Drugs Counter Mad Cow Agent in Cells

Fueled only by promising studies of cells, a California research team has invited controversy by beginning to give a little-used malaria drug to patients who have the human version of mad cow disease.

The three-dimensional structure of the normal prion protein. UCSF

The drug, quinacrine, is one of two that the investigators report clear brain cells of abnormally shaped proteins called prions. These are the infectious agents responsible for the neurodegenerative illness, which is called Creutzfeldt-Jakob disease (CJD). The second drug is chlorpromazine, commonly prescribed for schizophrenia and other mental illnesses.

The researchers include Stanley B. Prusiner, who won a Nobel prize for his pioneering work on prions (SN: 10/11/97, p. 229). They describe their new studies of cells in the Aug. 14 Proceedings of the National Academy of Sciences (PNAS). This week, the team also announced plans to quickly launch a trial of the drugs in people dying from CJD.

In fact, the scientists reveal that they are already using quinacrine to treat two patients. One continues to decline. The other, a 20-year-old Englishwoman, has improved and shed her wheelchair, according to accounts in London tabloids.

Science News has learned, however, that quinacrine hasn’t shown effectiveness in mice with a prion-based disease similar to CJD. Last year, Katsumi Doh-Ura of Kyushu University in Fukuoka, Japan, and his colleagues began testing the drug on animals after also finding that quinacrine, as well as related antimalarial drugs, inhibit prion buildup in infected cells.

They reported their cell studies in the May 2000 Journal of Virology and are preparing a paper on the new animal studies. A human trial of quinacrine “seems to be premature,” says Doh-Ura.

A leading prion scientist concurs.

“Although I agree with moving rapidly to human trials with compounds with proven preclinical efficacy, I am worried [that] a proliferation of many not-well-controlled trials of drugs not properly studied will lead to unclear results,” says Claudio A. Soto of the Serono Pharmaceutical Research Institute in Geneva, Switzerland.

It’s a tough choice, notes another prion expert. “From a scientific standpoint, going from a cell-culture system, which is very artificial, to humans is not done. On the other hand, you’re talking about drugs that have been widely used in humans . . . and it’s an invariably fatal disease,” says

Richard T. Johnson of Johns Hopkins University in Baltimore.

Brains infected with prions become riddled with holes when the proteins convert their normal counterparts into more prions. Traditional CJD strikes only 1 person in a million. However, a new form, which arises in people who have eaten beef from cattle with mad cow disease, has killed about 100 people over the past decade. The unconfirmed fear that such beef has infected thousands of people has created near-hysteria in much of Europe.

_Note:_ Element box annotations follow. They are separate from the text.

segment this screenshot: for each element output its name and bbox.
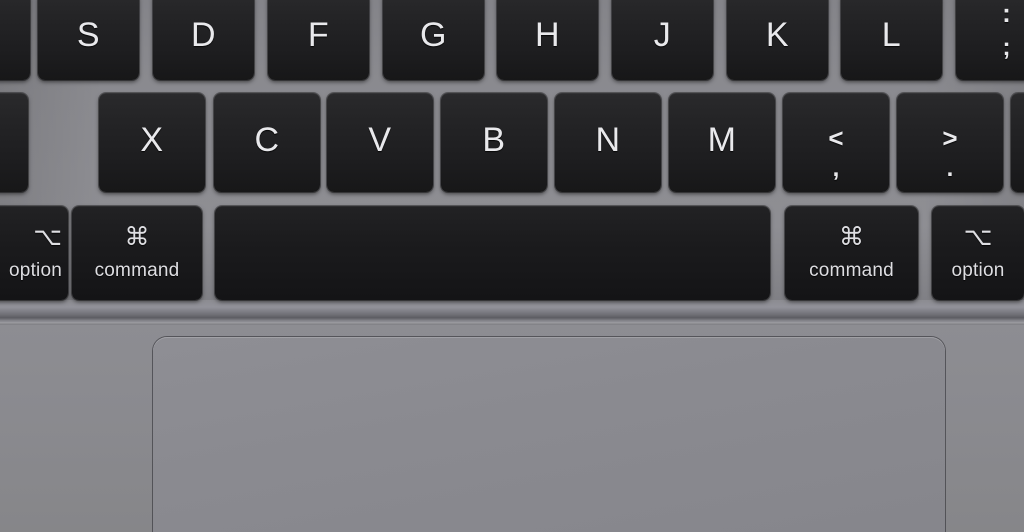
key-option-left-label: option	[9, 260, 62, 281]
key-m-label: M	[707, 121, 737, 159]
key-option-right-label: option	[951, 260, 1005, 281]
key-period[interactable]: >.	[897, 93, 1003, 192]
key-c[interactable]: C	[214, 93, 320, 192]
key-x-label: X	[140, 121, 164, 159]
key-k[interactable]: K	[727, 0, 828, 80]
key-j-label: J	[653, 16, 672, 54]
key-b[interactable]: B	[441, 93, 547, 192]
key-command-left[interactable]: ⌘ command	[72, 206, 202, 300]
key-z[interactable]: Z	[0, 93, 28, 192]
key-n[interactable]: N	[555, 93, 661, 192]
key-z-label: Z	[0, 123, 28, 157]
key-option-right[interactable]: ⌥ option	[932, 206, 1024, 300]
key-command-right-symbol-icon: ⌘	[839, 223, 864, 251]
key-g-label: G	[420, 16, 447, 54]
key-period-lower-label: .	[946, 155, 954, 182]
key-f[interactable]: F	[268, 0, 369, 80]
key-l-label: L	[881, 16, 902, 54]
key-m[interactable]: M	[669, 93, 775, 192]
key-space[interactable]	[215, 206, 770, 300]
key-h[interactable]: H	[497, 0, 598, 80]
key-command-left-symbol-icon: ⌘	[124, 223, 150, 251]
key-option-left[interactable]: ⌥ option	[0, 206, 68, 300]
key-semicolon-lower-label: ;	[1002, 34, 1011, 61]
key-c-label: C	[254, 121, 280, 159]
key-semicolon-upper-label: :	[1002, 0, 1011, 28]
macbook-keyboard-photo: SDFGHJKL:;ZXCVBNM<,>.⌥option⌘command⌘com…	[0, 0, 1024, 532]
key-comma-lower-label: ,	[832, 155, 840, 182]
key-slash-partial[interactable]	[1011, 93, 1024, 192]
key-x[interactable]: X	[99, 93, 205, 192]
key-command-right[interactable]: ⌘ command	[785, 206, 918, 300]
key-h-label: H	[534, 16, 561, 54]
key-l[interactable]: L	[841, 0, 942, 80]
palm-rest	[0, 322, 1024, 532]
trackpad[interactable]	[153, 337, 945, 532]
key-v[interactable]: V	[327, 93, 433, 192]
key-option-left-symbol-icon: ⌥	[33, 223, 62, 251]
key-d-label: D	[190, 16, 217, 54]
key-s-label: S	[76, 16, 101, 54]
key-period-upper-label: >	[942, 123, 958, 153]
key-b-label: B	[482, 121, 506, 159]
key-g[interactable]: G	[383, 0, 484, 80]
key-s[interactable]: S	[38, 0, 139, 80]
key-d[interactable]: D	[153, 0, 254, 80]
key-comma-upper-label: <	[828, 123, 844, 153]
key-k-label: K	[765, 16, 790, 54]
key-f-label: F	[307, 16, 330, 54]
deck-bevel-edge	[0, 300, 1024, 324]
key-a-partial[interactable]	[0, 0, 30, 80]
key-option-right-symbol-icon: ⌥	[963, 223, 993, 251]
key-n-label: N	[595, 121, 621, 159]
key-command-left-label: command	[94, 260, 180, 281]
key-v-label: V	[368, 121, 392, 159]
key-j[interactable]: J	[612, 0, 713, 80]
key-comma[interactable]: <,	[783, 93, 889, 192]
key-semicolon[interactable]: :;	[956, 0, 1024, 80]
key-command-right-label: command	[809, 260, 894, 281]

The prion-fighting capability of chlorpromazine or quinacrine emerged when Carsten Korth of the University of California, San Francisco tested a wide range of compounds that can pass from the body into the brain, a feat that few drugs can perform. When Korth, Prusiner, and their colleagues applied the drugs to infected mouse brain cells in lab dishes, prions gradually disappeared.

Why remains unclear. “We have no idea how these drugs work,” says Korth, noting that even after treatment stopped, prions didn’t reappear.

According to the cell studies, quinacrine is the more potent of the two drugs. But Korth speculates that chlorpromazine may be more effective in people since its normal site of action is the brain.

Two other new studies suggest that antibodies that prevent prions from converting normal proteins to deadly forms can also clear infected cells of prions. In the Aug. 16 Nature, R. Anthony Williamson of the Scripps Research

Institute in La Jolla, Calif., describes several such antibodies. A group headed by Charles Weissmann of the Medical Research Council Prion Unit in London reports a single prion-clearing antibody in the July 31 PNAS.

In cell studies, says Williamson, antibodies are even more potent than quinacrine and chlorpromazine at clearing prions. Antibodies, however, are relatively large molecules and therefore have difficulty crossing into the brain from the blood, he notes.